Pesquisadores identificaram uma mutação genética rara que pode ajudar pessoas de famílias longevas a permanecerem saudáveis por mais tempo, reduzindo inflamações prejudiciais. As descobertas foram apresentadas na conferência da Sociedade Europeia de Genética Humana, em Gotemburgo.
Pessoas de meia-idade com pais longevos desenvolveram doenças cardiometabólicas, em média, 13 anos mais tarde do que seus pares cujos pais tiveram uma expectativa de vida menor, de acordo com o Estudo de Longevidade de Leiden.
Os cientistas analisaram genomas de 212 grupos de irmãos longevos e localizaram 12 variantes raras que alteram proteínas, incluindo uma no gene CGAS encontrada em duas famílias. A variante parece deixar apenas uma cópia ativa do gene, reduzindo a inflamação e ainda permitindo que o corpo combata infecções.

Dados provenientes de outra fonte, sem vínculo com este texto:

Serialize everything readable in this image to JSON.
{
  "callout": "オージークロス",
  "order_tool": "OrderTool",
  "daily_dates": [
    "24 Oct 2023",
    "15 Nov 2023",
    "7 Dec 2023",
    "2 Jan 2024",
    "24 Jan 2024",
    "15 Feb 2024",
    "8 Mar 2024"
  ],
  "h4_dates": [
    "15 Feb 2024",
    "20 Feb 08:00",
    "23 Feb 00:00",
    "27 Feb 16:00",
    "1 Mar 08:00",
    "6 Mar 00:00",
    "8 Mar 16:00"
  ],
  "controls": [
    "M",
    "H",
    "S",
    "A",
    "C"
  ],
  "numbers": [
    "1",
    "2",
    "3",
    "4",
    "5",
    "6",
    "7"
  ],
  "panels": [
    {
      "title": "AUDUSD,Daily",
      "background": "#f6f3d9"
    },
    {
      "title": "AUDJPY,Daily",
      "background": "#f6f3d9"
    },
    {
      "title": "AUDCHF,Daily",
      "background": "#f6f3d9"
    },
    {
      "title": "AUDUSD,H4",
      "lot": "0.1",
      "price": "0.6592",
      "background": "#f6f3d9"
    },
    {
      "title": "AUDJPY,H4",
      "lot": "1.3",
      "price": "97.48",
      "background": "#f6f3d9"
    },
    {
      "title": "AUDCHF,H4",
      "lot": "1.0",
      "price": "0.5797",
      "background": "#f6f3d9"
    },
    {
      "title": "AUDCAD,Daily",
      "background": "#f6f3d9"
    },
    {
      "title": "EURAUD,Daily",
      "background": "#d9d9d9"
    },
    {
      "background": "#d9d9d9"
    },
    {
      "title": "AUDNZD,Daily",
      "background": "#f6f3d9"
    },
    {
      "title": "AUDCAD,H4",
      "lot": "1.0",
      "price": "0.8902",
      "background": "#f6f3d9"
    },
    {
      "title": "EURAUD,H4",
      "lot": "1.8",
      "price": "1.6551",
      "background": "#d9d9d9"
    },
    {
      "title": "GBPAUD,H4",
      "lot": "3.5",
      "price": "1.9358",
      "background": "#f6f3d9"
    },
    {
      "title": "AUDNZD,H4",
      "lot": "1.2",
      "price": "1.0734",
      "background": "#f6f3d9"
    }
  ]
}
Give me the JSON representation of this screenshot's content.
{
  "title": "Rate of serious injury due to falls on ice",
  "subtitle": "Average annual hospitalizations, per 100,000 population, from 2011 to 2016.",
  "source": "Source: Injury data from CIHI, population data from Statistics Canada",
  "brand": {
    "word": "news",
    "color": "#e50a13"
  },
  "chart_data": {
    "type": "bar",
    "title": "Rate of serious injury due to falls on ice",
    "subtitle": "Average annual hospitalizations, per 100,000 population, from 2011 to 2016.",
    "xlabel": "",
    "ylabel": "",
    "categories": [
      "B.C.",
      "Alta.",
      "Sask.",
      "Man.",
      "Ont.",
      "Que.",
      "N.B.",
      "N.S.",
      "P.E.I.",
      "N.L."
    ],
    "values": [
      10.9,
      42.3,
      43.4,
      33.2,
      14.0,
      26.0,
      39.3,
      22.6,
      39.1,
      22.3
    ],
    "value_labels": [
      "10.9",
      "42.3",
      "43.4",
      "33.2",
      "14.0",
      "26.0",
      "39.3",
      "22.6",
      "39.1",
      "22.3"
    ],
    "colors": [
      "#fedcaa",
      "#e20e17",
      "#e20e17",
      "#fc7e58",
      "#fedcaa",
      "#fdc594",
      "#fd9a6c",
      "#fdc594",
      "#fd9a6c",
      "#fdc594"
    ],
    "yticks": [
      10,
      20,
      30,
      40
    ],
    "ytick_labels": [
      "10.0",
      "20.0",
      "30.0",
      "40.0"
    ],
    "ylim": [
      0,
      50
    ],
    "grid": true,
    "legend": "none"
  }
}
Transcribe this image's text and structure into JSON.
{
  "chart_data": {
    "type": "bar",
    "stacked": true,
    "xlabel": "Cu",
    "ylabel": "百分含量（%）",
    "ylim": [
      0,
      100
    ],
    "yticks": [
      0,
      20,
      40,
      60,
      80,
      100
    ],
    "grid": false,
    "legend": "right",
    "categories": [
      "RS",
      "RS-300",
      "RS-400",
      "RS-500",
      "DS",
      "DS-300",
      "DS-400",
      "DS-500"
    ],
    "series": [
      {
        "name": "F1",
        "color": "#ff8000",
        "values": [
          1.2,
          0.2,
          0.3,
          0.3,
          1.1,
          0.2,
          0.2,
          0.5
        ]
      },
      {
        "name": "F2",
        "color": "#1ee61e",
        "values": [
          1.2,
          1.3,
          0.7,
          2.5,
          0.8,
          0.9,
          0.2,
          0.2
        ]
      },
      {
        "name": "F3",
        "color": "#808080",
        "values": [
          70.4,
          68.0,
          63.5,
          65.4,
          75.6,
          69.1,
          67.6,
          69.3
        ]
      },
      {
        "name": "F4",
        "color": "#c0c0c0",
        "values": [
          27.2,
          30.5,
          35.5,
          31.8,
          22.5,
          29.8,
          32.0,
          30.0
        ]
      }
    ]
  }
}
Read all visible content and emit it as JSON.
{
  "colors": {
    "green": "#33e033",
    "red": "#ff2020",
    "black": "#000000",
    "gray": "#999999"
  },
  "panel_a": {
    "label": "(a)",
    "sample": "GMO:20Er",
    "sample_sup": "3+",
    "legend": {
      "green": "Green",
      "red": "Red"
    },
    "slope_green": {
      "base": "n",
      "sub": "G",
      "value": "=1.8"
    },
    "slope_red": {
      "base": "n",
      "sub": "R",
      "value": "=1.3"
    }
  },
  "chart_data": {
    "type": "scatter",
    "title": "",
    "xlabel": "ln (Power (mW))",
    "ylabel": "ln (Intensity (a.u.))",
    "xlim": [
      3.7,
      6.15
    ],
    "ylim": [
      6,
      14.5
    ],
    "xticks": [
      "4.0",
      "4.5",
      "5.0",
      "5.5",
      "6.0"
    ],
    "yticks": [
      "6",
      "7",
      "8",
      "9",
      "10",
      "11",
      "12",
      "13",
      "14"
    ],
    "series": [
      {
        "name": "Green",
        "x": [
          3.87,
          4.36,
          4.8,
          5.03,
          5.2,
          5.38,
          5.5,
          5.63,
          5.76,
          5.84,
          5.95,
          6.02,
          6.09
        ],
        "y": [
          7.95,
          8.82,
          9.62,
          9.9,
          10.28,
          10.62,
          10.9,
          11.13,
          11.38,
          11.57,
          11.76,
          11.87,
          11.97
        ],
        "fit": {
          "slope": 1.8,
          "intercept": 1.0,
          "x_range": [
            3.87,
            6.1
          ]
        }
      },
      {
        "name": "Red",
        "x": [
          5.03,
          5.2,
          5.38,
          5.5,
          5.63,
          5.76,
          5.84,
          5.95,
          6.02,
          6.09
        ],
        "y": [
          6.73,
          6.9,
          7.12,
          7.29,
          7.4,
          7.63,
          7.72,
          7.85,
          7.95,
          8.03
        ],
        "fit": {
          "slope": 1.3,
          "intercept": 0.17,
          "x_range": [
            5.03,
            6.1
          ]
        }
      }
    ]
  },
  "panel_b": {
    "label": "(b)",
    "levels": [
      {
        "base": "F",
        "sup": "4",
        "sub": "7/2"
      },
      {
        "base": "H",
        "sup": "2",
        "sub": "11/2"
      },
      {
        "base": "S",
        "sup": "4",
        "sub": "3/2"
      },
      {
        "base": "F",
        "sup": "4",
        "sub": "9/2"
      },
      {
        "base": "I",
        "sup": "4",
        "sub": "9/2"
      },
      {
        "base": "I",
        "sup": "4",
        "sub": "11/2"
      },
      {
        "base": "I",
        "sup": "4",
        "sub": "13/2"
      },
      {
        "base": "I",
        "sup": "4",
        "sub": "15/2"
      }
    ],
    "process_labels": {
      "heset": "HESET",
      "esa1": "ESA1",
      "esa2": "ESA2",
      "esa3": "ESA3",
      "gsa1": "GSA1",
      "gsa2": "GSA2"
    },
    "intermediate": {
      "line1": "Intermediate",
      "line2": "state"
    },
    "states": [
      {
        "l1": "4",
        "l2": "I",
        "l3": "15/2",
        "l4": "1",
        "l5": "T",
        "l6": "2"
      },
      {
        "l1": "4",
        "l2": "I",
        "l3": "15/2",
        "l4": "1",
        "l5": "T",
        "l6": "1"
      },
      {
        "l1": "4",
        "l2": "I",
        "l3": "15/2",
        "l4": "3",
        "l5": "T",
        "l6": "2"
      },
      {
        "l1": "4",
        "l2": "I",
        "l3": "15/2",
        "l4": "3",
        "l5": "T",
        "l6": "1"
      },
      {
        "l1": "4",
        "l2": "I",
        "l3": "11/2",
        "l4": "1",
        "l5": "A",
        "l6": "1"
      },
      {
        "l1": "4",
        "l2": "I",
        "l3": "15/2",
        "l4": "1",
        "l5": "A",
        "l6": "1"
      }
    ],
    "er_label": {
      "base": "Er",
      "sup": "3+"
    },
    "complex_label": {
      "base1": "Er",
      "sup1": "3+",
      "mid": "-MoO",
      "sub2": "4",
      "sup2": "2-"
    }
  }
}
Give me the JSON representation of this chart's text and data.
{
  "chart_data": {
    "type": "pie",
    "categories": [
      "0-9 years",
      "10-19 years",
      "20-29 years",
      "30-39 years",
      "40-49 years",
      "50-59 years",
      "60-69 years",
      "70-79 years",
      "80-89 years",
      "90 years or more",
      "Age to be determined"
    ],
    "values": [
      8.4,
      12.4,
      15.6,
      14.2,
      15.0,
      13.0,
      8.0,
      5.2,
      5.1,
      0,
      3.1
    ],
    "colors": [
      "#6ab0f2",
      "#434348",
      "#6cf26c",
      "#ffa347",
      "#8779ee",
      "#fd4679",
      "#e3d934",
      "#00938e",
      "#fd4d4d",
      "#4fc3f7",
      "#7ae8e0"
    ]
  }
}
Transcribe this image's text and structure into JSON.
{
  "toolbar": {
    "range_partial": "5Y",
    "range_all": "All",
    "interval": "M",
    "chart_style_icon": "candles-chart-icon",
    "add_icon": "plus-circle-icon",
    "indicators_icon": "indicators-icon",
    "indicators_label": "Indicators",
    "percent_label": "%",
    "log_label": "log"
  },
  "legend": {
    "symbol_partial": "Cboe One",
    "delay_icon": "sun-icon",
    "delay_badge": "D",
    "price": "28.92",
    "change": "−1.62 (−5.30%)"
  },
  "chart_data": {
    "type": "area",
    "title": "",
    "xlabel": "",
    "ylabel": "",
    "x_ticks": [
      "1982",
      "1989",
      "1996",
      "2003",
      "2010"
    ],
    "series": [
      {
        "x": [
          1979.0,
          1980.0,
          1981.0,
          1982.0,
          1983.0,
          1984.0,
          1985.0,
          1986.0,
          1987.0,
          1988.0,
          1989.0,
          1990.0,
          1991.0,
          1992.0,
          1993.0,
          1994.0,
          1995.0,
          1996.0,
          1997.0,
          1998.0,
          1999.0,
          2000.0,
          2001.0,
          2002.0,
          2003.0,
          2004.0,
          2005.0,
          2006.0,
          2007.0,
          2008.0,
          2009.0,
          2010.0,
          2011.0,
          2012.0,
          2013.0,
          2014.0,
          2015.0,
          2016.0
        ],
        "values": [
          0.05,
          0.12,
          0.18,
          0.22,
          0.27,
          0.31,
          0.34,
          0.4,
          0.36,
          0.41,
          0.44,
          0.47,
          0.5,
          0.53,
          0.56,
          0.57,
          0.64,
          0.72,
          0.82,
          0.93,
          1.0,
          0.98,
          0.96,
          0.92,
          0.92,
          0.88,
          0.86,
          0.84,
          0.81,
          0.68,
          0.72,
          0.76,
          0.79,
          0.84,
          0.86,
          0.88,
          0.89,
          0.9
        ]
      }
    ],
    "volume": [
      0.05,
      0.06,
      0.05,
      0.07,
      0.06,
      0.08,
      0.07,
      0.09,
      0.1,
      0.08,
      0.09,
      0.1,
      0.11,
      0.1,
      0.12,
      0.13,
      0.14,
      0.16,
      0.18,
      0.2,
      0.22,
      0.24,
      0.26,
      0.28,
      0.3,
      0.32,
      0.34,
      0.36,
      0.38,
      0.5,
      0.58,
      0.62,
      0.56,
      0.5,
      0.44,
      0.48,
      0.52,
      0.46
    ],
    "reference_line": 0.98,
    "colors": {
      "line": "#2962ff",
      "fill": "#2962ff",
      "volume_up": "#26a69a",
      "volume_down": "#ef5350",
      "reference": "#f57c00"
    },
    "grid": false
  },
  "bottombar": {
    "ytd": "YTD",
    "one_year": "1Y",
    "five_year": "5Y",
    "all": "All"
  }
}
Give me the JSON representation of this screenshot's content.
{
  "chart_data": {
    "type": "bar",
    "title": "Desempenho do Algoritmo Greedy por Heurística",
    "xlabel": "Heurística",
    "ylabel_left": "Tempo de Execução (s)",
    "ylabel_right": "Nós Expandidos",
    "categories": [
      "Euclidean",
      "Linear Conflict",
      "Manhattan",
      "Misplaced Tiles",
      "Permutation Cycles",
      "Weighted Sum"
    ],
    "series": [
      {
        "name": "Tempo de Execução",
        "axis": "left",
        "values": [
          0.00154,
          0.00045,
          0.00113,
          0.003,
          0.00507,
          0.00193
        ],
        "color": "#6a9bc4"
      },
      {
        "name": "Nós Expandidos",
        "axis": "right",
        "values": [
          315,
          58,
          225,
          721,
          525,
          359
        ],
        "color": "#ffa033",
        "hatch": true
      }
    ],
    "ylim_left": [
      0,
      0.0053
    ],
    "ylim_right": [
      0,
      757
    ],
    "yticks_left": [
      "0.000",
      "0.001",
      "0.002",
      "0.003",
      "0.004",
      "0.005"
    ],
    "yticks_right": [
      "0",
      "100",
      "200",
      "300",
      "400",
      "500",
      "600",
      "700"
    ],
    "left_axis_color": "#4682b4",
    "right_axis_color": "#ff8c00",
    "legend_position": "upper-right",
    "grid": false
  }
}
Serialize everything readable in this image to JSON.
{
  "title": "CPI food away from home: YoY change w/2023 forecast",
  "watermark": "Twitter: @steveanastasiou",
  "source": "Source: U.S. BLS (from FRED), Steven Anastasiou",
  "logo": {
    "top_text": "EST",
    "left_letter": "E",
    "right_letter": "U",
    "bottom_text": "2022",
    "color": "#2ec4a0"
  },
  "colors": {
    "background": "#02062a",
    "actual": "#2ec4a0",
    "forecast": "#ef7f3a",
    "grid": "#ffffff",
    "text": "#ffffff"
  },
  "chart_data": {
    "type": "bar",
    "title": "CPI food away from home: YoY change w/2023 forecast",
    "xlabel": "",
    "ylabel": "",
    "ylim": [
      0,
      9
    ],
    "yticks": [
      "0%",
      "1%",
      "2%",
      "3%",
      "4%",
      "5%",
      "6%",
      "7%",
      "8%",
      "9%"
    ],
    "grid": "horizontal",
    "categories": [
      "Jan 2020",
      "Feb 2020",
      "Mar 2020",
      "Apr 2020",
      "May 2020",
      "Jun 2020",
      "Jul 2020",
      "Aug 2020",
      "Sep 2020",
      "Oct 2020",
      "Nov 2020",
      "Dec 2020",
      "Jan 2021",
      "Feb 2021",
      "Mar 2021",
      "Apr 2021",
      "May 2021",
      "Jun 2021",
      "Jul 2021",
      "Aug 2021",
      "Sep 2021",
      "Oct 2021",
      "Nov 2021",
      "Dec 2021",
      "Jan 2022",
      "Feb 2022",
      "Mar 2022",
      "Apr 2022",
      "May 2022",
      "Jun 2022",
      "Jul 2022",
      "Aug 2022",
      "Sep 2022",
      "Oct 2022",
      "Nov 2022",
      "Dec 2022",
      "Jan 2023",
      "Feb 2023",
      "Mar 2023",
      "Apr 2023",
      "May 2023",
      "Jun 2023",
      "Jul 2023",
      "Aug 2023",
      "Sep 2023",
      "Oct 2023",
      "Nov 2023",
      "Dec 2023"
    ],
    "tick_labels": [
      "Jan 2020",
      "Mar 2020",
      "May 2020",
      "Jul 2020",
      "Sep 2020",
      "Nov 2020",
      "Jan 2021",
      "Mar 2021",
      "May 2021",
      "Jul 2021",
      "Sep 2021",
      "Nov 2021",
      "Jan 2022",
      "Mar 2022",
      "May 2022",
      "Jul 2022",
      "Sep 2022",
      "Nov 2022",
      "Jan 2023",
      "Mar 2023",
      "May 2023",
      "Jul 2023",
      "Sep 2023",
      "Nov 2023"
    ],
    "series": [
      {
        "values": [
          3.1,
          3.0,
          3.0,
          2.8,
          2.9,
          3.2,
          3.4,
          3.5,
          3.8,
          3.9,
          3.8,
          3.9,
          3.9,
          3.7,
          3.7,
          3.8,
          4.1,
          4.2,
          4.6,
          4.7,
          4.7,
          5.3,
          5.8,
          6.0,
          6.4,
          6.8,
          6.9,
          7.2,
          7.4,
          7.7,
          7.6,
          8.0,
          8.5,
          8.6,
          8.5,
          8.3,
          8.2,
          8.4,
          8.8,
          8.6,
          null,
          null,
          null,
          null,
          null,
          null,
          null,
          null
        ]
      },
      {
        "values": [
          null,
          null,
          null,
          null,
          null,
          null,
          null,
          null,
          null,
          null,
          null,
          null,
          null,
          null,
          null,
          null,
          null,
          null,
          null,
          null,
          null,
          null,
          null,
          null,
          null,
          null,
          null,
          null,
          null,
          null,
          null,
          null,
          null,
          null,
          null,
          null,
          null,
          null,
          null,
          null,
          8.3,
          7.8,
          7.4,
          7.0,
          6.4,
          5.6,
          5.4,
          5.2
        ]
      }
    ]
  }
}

O Sr. Pasquale Putter, do Centro Médico da Universidade de Leiden, afirmou que a mutação pode contribuir para uma maior longevidade saudável. Os pesquisadores planejam testar seus efeitos introduzindo-a em peixes-das-nuvens (killifish) no Instituto Max Planck para a Biologia do Envelhecimento, em Colônia.
O professor Alexandre Reymond, presidente da conferência, observou que o trabalho pode ajudar a identificar fatores-chave para estender a longevidade saudável em toda a população.